In 2020 a few regional inspections did take place and the CWHBA offered a provisional breeding license to those stallions that presented at these events; adjudicated by a minimum of three accredited mare inspectors.
In 2021, with no prospect of bringing in international guest inspectors, the CWHBA switched to a video system. At the time of writing, the final adjudication has not yet been completed, however a number of observations may be made about the pros and cons of the system.
First the stallion licensing inspections were hosted across Canada, as before, on a regional basis (Ontario, Manitoba, Alberta, and British Columbia). At each site a senior stallion inspector was present to score in person and supervise the procedure to ensure that all guidelines were followed.
Professional videographers were hired and required to comply with standard protocols. Videos were not to be edited to remove any footage while the horses were being viewed. In the end, each stallion had a 25 to 30 minute video.

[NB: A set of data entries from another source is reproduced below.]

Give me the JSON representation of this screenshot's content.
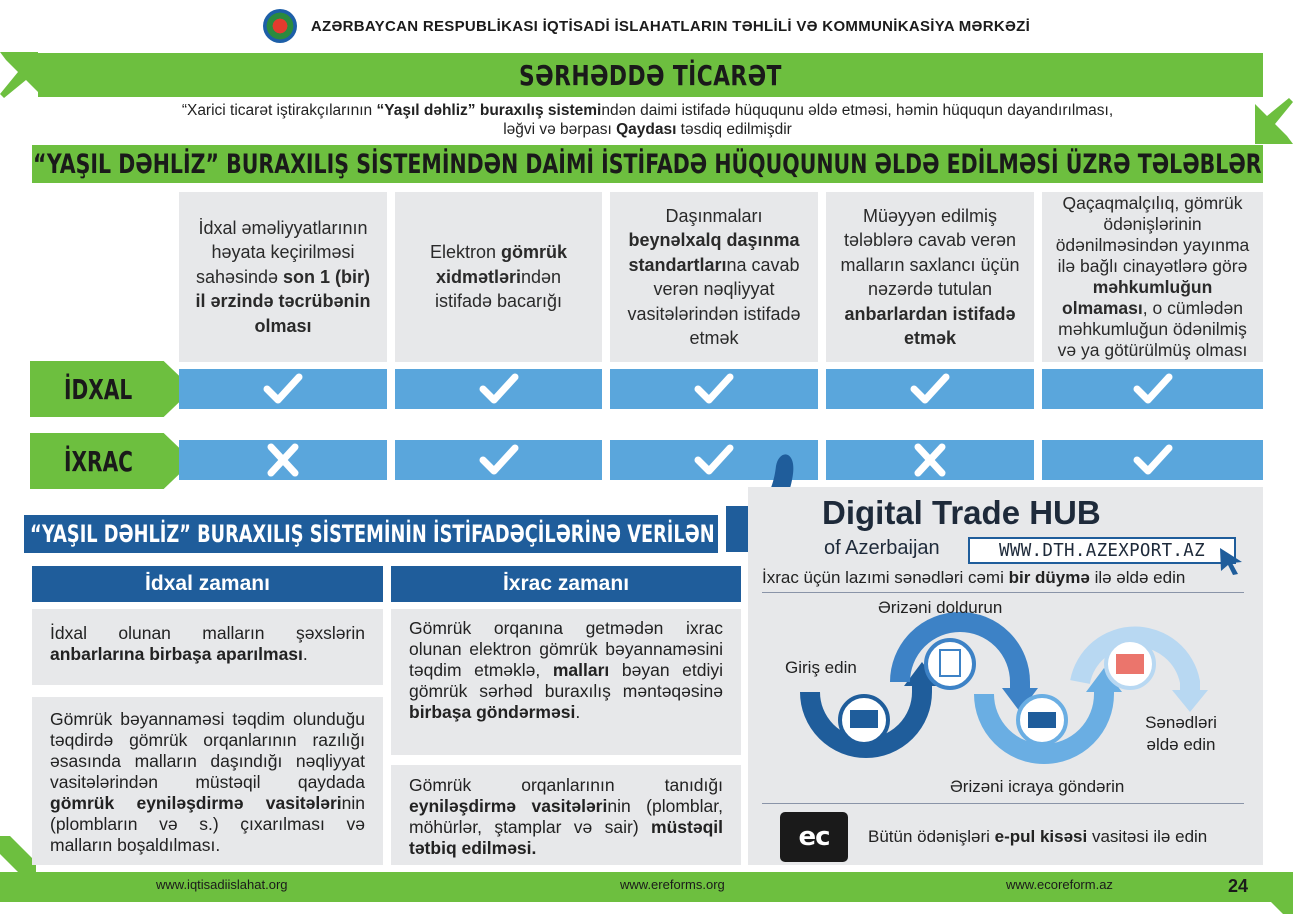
{
  "header": {
    "org_title": "AZƏRBAYCAN RESPUBLİKASI İQTİSADİ İSLAHATLARIN TƏHLİLİ VƏ KOMMUNİKASİYA MƏRKƏZİ"
  },
  "title": "SƏRHƏDDƏ TİCARƏT",
  "subtitle": {
    "p1": "“Xarici ticarət iştirakçılarının ",
    "b1": "“Yaşıl dəhliz” buraxılış sistemi",
    "p2": "ndən daimi istifadə hüququnu əldə etməsi, həmin hüququn dayandırılması,",
    "p3": "ləğvi və bərpası ",
    "b2": "Qaydası",
    "p4": " təsdiq edilmişdir"
  },
  "requirements_heading": "“YAŞIL DƏHLİZ” BURAXILIŞ SİSTEMİNDƏN DAİMİ İSTİFADƏ HÜQUQUNUN ƏLDƏ EDİLMƏSİ ÜZRƏ TƏLƏBLƏR",
  "requirements": [
    {
      "t1": "İdxal əməliyyatlarının həyata keçirilməsi sahəsində ",
      "b1": "son 1 (bir) il ərzində təcrübənin olması",
      "t2": ""
    },
    {
      "t1": "Elektron ",
      "b1": "gömrük xidmətləri",
      "t2": "ndən istifadə bacarığı"
    },
    {
      "t1": "Daşınmaları ",
      "b1": "beynəlxalq daşınma standartları",
      "t2": "na cavab verən nəqliyyat vasitələrindən istifadə etmək"
    },
    {
      "t1": "Müəyyən edilmiş tələblərə cavab verən malların saxlancı üçün nəzərdə tutulan ",
      "b1": "anbarlardan istifadə etmək",
      "t2": ""
    },
    {
      "t1": "Qaçaqmalçılıq, gömrük ödənişlərinin ödənilməsindən yayınma ilə bağlı cinayətlərə görə ",
      "b1": "məhkumluğun olmaması",
      "t2": ", o cümlədən məhkumluğun ödənilmiş və ya götürülmüş olması"
    }
  ],
  "rows": [
    {
      "label": "İDXAL",
      "marks": [
        "check-icon",
        "check-icon",
        "check-icon",
        "check-icon",
        "check-icon"
      ]
    },
    {
      "label": "İXRAC",
      "marks": [
        "cross-icon",
        "check-icon",
        "check-icon",
        "cross-icon",
        "check-icon"
      ]
    }
  ],
  "advantages": {
    "heading": "“YAŞIL DƏHLİZ” BURAXILIŞ SİSTEMİNİN İSTİFADƏÇİLƏRİNƏ VERİLƏN ÜSTÜNLÜKLƏR",
    "import_head": "İdxal zamanı",
    "export_head": "İxrac zamanı",
    "import_1": {
      "t1": "İdxal olunan malların şəxslərin ",
      "b1": "anbarlarına birbaşa aparılması",
      "t2": "."
    },
    "import_2": {
      "t1": "Gömrük bəyannaməsi təqdim olunduğu təqdirdə gömrük orqanlarının razılığı əsasında malların daşındığı nəqliyyat vasitələrindən müstəqil qaydada ",
      "b1": "gömrük eyniləşdirmə vasitələri",
      "t2": "nin (plombların və s.) çıxarılması və malların boşaldılması."
    },
    "export_1": {
      "t1": "Gömrük orqanına getmədən ixrac olunan elektron gömrük bəyannaməsini təqdim etməklə, ",
      "b1": "malları",
      "t2": " bəyan etdiyi gömrük sərhəd buraxılış məntəqəsinə ",
      "b2": "birbaşa göndərməsi",
      "t3": "."
    },
    "export_2": {
      "t1": "Gömrük orqanlarının tanıdığı ",
      "b1": "eyniləşdirmə vasitələri",
      "t2": "nin (plomblar, möhürlər, ştamplar və sair) ",
      "b2": "müstəqil tətbiq edilməsi."
    }
  },
  "hub": {
    "title": "Digital Trade HUB",
    "subtitle": "of Azerbaijan",
    "url": "WWW.DTH.AZEXPORT.AZ",
    "line1_t1": "İxrac üçün lazımi sənədləri cəmi ",
    "line1_b1": "bir düymə",
    "line1_t2": " ilə əldə edin",
    "step_login": "Giriş edin",
    "step_fill": "Ərizəni doldurun",
    "step_send": "Ərizəni icraya göndərin",
    "step_get": "Sənədləri əldə edin",
    "pay_t1": "Bütün ödənişləri ",
    "pay_b1": "e-pul kisəsi",
    "pay_t2": " vasitəsi ilə edin",
    "wallet_text": "ec"
  },
  "footer": {
    "link1": "www.iqtisadiislahat.org",
    "link2": "www.ereforms.org",
    "link3": "www.ecoreform.az",
    "page": "24"
  },
  "colors": {
    "green": "#6dbf3f",
    "blue_dark": "#1f5d9b",
    "blue_light": "#5aa6dc",
    "gray_box": "#e7e8ea"
  }
}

Once they were uploaded to the internet, the panel of judges reviewed the videos at their own convenience. Finally a Zoom meeting was convened with two guest judges from Europe, the supervising inspectors, and studbook committee members. Each stallion’s video was then shared on line and reviewed with the supervising inspectors awarding their scores, followed by discussion to arrive at a final mark.

So, how did it work out?

On the plus side there are several advantages:
Expert guest participation was possible, perhaps even to a level not previously possible at a live inspection.
By using freeze-frame or replaying segments, additional time could be spent before arriving at a consensus.

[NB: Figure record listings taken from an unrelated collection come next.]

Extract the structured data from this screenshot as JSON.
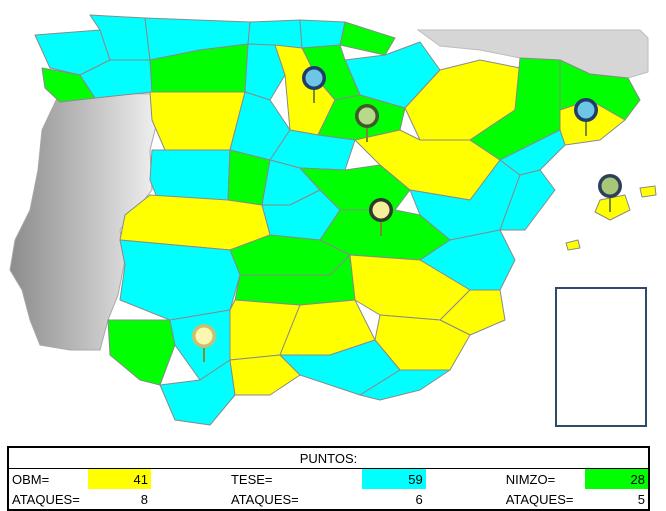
{
  "colors": {
    "obm": "#ffff00",
    "tese": "#00ffff",
    "nimzo": "#00ff00"
  },
  "markers": [
    "blue-pin",
    "green-pin",
    "blue-pin",
    "yellow-pin",
    "green-pin",
    "yellow-pin"
  ],
  "scoreboard": {
    "title": "PUNTOS:",
    "obm_label": "OBM=",
    "obm_points": "41",
    "obm_attacks_label": "ATAQUES=",
    "obm_attacks": "8",
    "tese_label": "TESE=",
    "tese_points": "59",
    "tese_attacks_label": "ATAQUES=",
    "tese_attacks": "6",
    "nimzo_label": "NIMZO=",
    "nimzo_points": "28",
    "nimzo_attacks_label": "ATAQUES=",
    "nimzo_attacks": "5"
  }
}
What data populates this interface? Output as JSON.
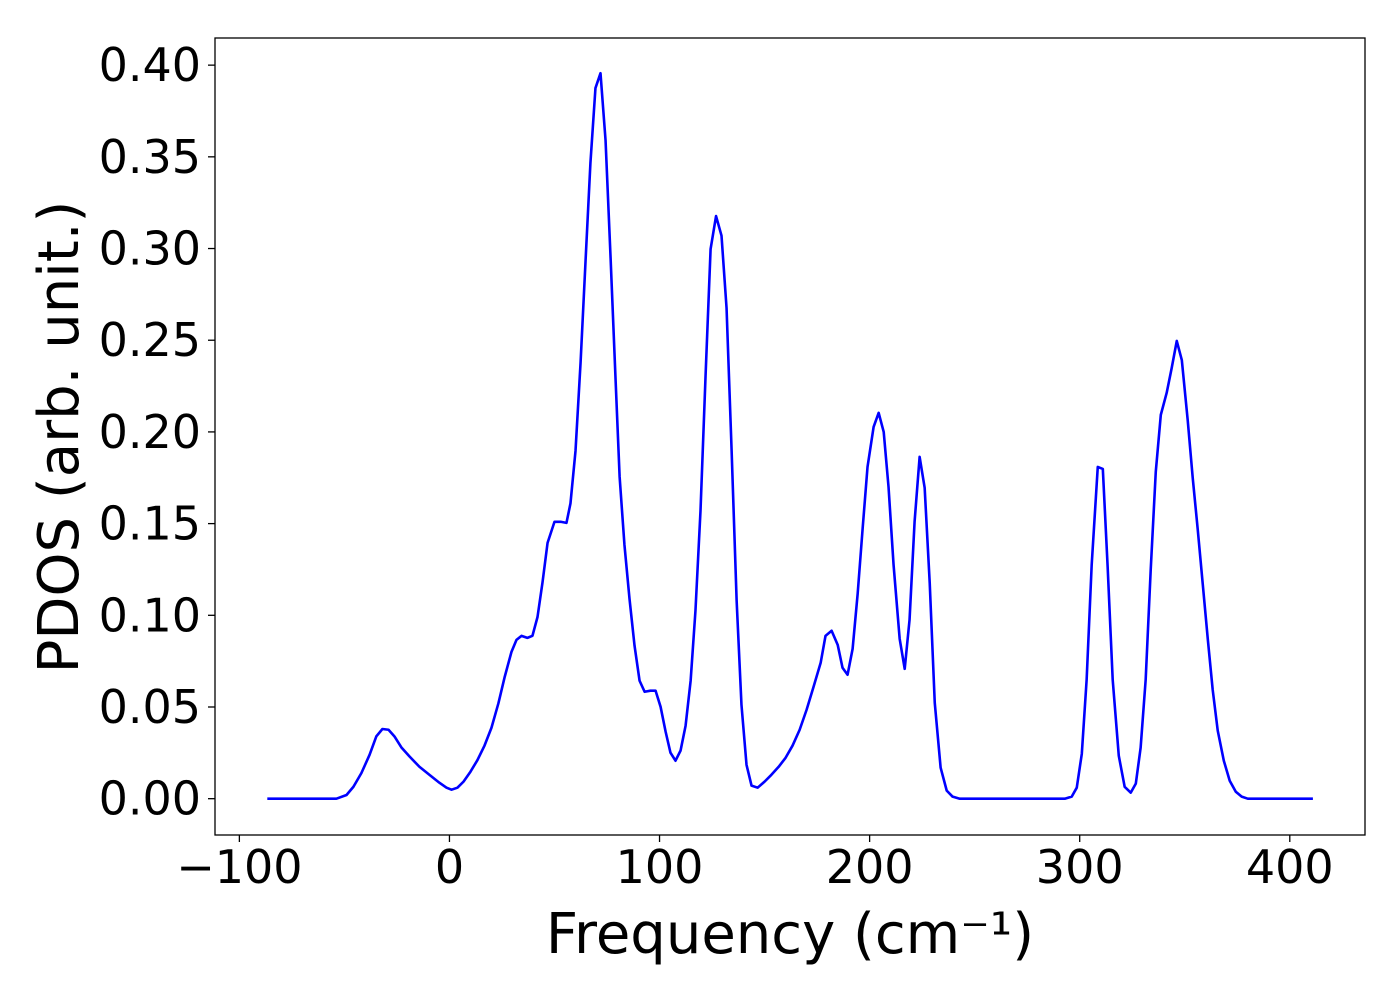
{
  "chart_data": {
    "type": "line",
    "xlabel": "Frequency (cm⁻¹)",
    "ylabel": "PDOS (arb. unit.)",
    "color": "#0000ff",
    "x": [
      -86.7,
      -53.8,
      -49,
      -45.7,
      -41.9,
      -38,
      -34.8,
      -31.9,
      -29,
      -26.2,
      -22.9,
      -19,
      -14.3,
      -9.5,
      -4.8,
      -1.4,
      1,
      3.8,
      6.7,
      10,
      13.3,
      16.7,
      20,
      23.3,
      26.2,
      29.5,
      31.9,
      34.3,
      37.1,
      39.5,
      41.9,
      44.3,
      46.7,
      50,
      52.9,
      55.7,
      57.6,
      60,
      62.4,
      64.8,
      67.1,
      69.5,
      71.9,
      74.3,
      76.7,
      79,
      81,
      83.3,
      85.7,
      88.1,
      90.5,
      92.9,
      95.7,
      98.1,
      100.5,
      102.9,
      105.2,
      107.6,
      110,
      112.4,
      114.8,
      117.1,
      119.5,
      121.9,
      124.3,
      126.9,
      129.5,
      131.9,
      134.3,
      136.7,
      139,
      141.4,
      143.8,
      146.7,
      150,
      153.3,
      156.7,
      160,
      163.3,
      166.7,
      170,
      173.3,
      176.7,
      179,
      181.9,
      184.8,
      187.1,
      189.5,
      191.9,
      194.3,
      196.7,
      199,
      201.9,
      204.3,
      206.7,
      209,
      211.4,
      214.3,
      216.7,
      219,
      221.4,
      223.8,
      226.2,
      228.6,
      231,
      233.8,
      236.7,
      239.5,
      242.9,
      292.9,
      296.2,
      298.6,
      301,
      303.3,
      305.7,
      308.6,
      311,
      313.3,
      315.7,
      318.6,
      321.4,
      324.3,
      326.7,
      329,
      331.4,
      333.8,
      336.2,
      338.6,
      341.4,
      343.8,
      346.2,
      348.6,
      351.4,
      353.8,
      356.2,
      358.6,
      361,
      363.3,
      365.7,
      368.6,
      371.4,
      374.3,
      377.1,
      380,
      411
    ],
    "values": [
      0,
      0,
      0.002,
      0.0065,
      0.014,
      0.024,
      0.034,
      0.038,
      0.0376,
      0.034,
      0.028,
      0.023,
      0.0174,
      0.013,
      0.0087,
      0.006,
      0.0049,
      0.006,
      0.0093,
      0.0147,
      0.021,
      0.029,
      0.0387,
      0.052,
      0.066,
      0.08,
      0.0866,
      0.0888,
      0.0877,
      0.0888,
      0.099,
      0.118,
      0.1395,
      0.151,
      0.151,
      0.1504,
      0.161,
      0.1896,
      0.2376,
      0.2937,
      0.3466,
      0.3875,
      0.3956,
      0.359,
      0.2948,
      0.2305,
      0.1755,
      0.1384,
      0.109,
      0.0834,
      0.0643,
      0.0583,
      0.0589,
      0.0589,
      0.0501,
      0.0365,
      0.0251,
      0.0207,
      0.0262,
      0.0398,
      0.0643,
      0.1025,
      0.157,
      0.2305,
      0.2997,
      0.3177,
      0.307,
      0.2676,
      0.19,
      0.1079,
      0.0512,
      0.0185,
      0.0071,
      0.006,
      0.0093,
      0.0131,
      0.0174,
      0.0223,
      0.0289,
      0.0376,
      0.0485,
      0.061,
      0.0741,
      0.0888,
      0.0916,
      0.0839,
      0.0714,
      0.0676,
      0.0817,
      0.1117,
      0.1477,
      0.1809,
      0.2027,
      0.2104,
      0.2,
      0.17,
      0.1275,
      0.0872,
      0.0708,
      0.0975,
      0.151,
      0.1864,
      0.1695,
      0.1177,
      0.0523,
      0.0169,
      0.0044,
      0.0011,
      0,
      0,
      0.0011,
      0.006,
      0.0245,
      0.0649,
      0.1275,
      0.1809,
      0.1798,
      0.1264,
      0.0649,
      0.0234,
      0.0065,
      0.0033,
      0.0082,
      0.0278,
      0.0649,
      0.1248,
      0.1782,
      0.2093,
      0.2213,
      0.2349,
      0.2496,
      0.2392,
      0.2065,
      0.1749,
      0.1466,
      0.1166,
      0.0866,
      0.0594,
      0.0371,
      0.0207,
      0.0098,
      0.0038,
      0.0011,
      0,
      0
    ],
    "xlim": [
      -111.6,
      435.8
    ],
    "ylim": [
      -0.0198,
      0.4148
    ],
    "xticks": [
      {
        "value": -100,
        "label": "−100"
      },
      0,
      100,
      200,
      300,
      400
    ],
    "yticks": [
      {
        "value": 0,
        "label": "0.00"
      },
      0.05,
      {
        "value": 0.1,
        "label": "0.10"
      },
      0.15,
      {
        "value": 0.2,
        "label": "0.20"
      },
      0.25,
      {
        "value": 0.3,
        "label": "0.30"
      },
      0.35,
      {
        "value": 0.4,
        "label": "0.40"
      }
    ]
  }
}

The inspection schedule could be tailored to the regional needs, eliminating the need for a travelling team with a tight schedule. A great advantage in a country as large as Canada, thereby improving the opportunity for stallions to be presented.
Every stallion was evaluated by the same panel. At the live inspections only two inspectors travel to every location for continuity.

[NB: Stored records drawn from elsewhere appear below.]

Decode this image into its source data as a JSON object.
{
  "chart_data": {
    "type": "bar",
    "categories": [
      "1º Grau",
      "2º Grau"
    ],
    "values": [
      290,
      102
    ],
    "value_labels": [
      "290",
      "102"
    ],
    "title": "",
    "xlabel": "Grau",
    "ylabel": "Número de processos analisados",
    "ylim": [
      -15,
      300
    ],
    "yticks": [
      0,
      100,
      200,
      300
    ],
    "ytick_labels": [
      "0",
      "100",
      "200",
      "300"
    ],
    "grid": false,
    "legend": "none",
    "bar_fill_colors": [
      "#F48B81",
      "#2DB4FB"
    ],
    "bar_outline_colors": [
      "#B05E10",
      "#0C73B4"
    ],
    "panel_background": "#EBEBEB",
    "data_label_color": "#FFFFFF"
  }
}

On the other hand, there are cons that should be considered:
We had good video, but it’s also possible that a video session that did not follow the guidelines, or was of poor quality, could compromise a stallion’s chances.
There is a lengthy time delay for stallion owners waiting to hear the results.
Video is rarely flattering, so it’s still important to have the on-site inspector, and would be more ideal if the same person could visit each site to improve consistency.
Overall, and even though the final adjudication has not been completed, this first experience was certainly positive from the judges’ perspective, and may prove to be an accurate and fair way to proceed in the future. However, it remains to be seen whether the advantages will mean that video review becomes a regular part of future stallion gradings.